[patch] Fix use after free in BitcodeReader.cpp error path

Tobias Grosser tobias at grosser.es
Wed Oct 30 10:43:10 PDT 2013


Hi Raphael,

thanks for working on the bug I introduced.

Just for the history, my original patch did not include the attribute 
kind number, but I added it as Nick Lewycky asked for it in his review.
My implementation unfortunately introduced the bug then.

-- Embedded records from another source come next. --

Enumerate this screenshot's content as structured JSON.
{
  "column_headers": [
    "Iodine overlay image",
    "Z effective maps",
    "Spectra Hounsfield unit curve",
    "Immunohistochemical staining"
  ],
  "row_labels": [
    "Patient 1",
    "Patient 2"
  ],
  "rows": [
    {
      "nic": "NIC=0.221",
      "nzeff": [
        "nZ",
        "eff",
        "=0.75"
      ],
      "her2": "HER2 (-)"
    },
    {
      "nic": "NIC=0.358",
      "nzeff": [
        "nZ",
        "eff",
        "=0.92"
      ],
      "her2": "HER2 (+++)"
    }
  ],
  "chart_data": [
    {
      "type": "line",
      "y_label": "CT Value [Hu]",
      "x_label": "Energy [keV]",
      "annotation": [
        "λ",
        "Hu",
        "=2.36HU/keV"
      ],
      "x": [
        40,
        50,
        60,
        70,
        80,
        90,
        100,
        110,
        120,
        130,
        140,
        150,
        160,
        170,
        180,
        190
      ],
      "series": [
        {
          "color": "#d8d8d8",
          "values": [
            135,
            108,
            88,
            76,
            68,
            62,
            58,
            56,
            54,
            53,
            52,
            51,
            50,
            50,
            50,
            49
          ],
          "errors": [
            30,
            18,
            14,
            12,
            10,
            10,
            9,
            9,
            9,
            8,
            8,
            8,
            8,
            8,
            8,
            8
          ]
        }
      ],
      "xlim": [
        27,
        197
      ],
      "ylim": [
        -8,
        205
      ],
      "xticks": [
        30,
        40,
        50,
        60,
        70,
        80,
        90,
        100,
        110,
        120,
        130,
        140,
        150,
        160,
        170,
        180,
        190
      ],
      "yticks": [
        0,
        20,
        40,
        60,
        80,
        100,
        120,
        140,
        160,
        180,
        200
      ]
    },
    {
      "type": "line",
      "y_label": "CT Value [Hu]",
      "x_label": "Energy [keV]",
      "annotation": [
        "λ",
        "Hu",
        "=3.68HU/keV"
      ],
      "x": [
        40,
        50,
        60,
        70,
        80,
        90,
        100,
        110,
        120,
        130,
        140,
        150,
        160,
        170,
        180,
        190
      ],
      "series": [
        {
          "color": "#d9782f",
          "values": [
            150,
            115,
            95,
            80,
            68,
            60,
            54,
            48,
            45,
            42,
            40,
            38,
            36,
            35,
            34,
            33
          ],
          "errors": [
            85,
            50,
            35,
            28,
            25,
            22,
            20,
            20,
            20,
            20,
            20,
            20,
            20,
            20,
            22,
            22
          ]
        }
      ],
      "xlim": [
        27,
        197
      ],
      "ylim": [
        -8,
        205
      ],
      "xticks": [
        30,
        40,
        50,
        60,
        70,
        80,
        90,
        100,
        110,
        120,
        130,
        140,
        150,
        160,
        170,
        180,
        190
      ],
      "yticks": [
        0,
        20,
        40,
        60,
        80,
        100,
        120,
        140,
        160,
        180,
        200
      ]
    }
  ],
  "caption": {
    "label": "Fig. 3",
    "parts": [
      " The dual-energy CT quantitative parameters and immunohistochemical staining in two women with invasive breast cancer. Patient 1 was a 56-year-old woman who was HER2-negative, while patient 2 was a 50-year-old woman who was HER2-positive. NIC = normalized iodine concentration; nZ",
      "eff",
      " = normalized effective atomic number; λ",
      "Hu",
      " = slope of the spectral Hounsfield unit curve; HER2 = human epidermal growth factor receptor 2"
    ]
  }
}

On 10/30/2013 05:53 PM, Rafael EspĂ­ndola wrote:
> CCing Tobias because he wrote the code being patched and Chris because
> he wrote most of the file and its asserts.
>
> I am trying to create an ObjectFile wrapper for bitcode files for use
> in llvm-nm, llvm-ar and lld. One issue is that ObjectFile uses
> error_code. The error handling at the bitcode libraries is a somewhat
> confusing mix. Some errors are returned via a std::string, some via a
> fixed list of "const char*" and some just use asserts.
>
> One particular case tries to use const char* but ends up accessing
> freed memory. What this patch does is convert that case to use a fatal
> error. Is that OK? I am assuming so since it is fairly easy to hit the
> asserts with a broken bitcode file (and they should probably be
> converted to a fatal error so we handle them correctly in release
> builds).
>
> If non fatal error is desired for this library, we probably have to
> find a way to extend error_code to hold a std::string so that we can
> use it to report "Unknown attribute kind (38)" instead of just
> "Unknown attribute kind".

Using fatal errors in the context of a library is unfortunate, as the 
fatal error message on errs() may often not reach the user. The 
asserts() seem to have been added under the assumption that invalid
bitcode files only happen for developers. One could claim that reading 
invalid bitcode files should not happen for users, but as I run into 
this and Nick asked for more debug output, it seems to not be such a 
rare case. Even if we can not catch all cases of invalid bitcode files,
I believe we should try to avoid fatal errors if we can.

Consequently I believe using or extending the already existing 'const 
char *' interface is the right thing to do. As the Error String is not 
in the hot path and as the bitcode reader does not seem a class that is
instantiated very often, what about making ErrorString a std::string?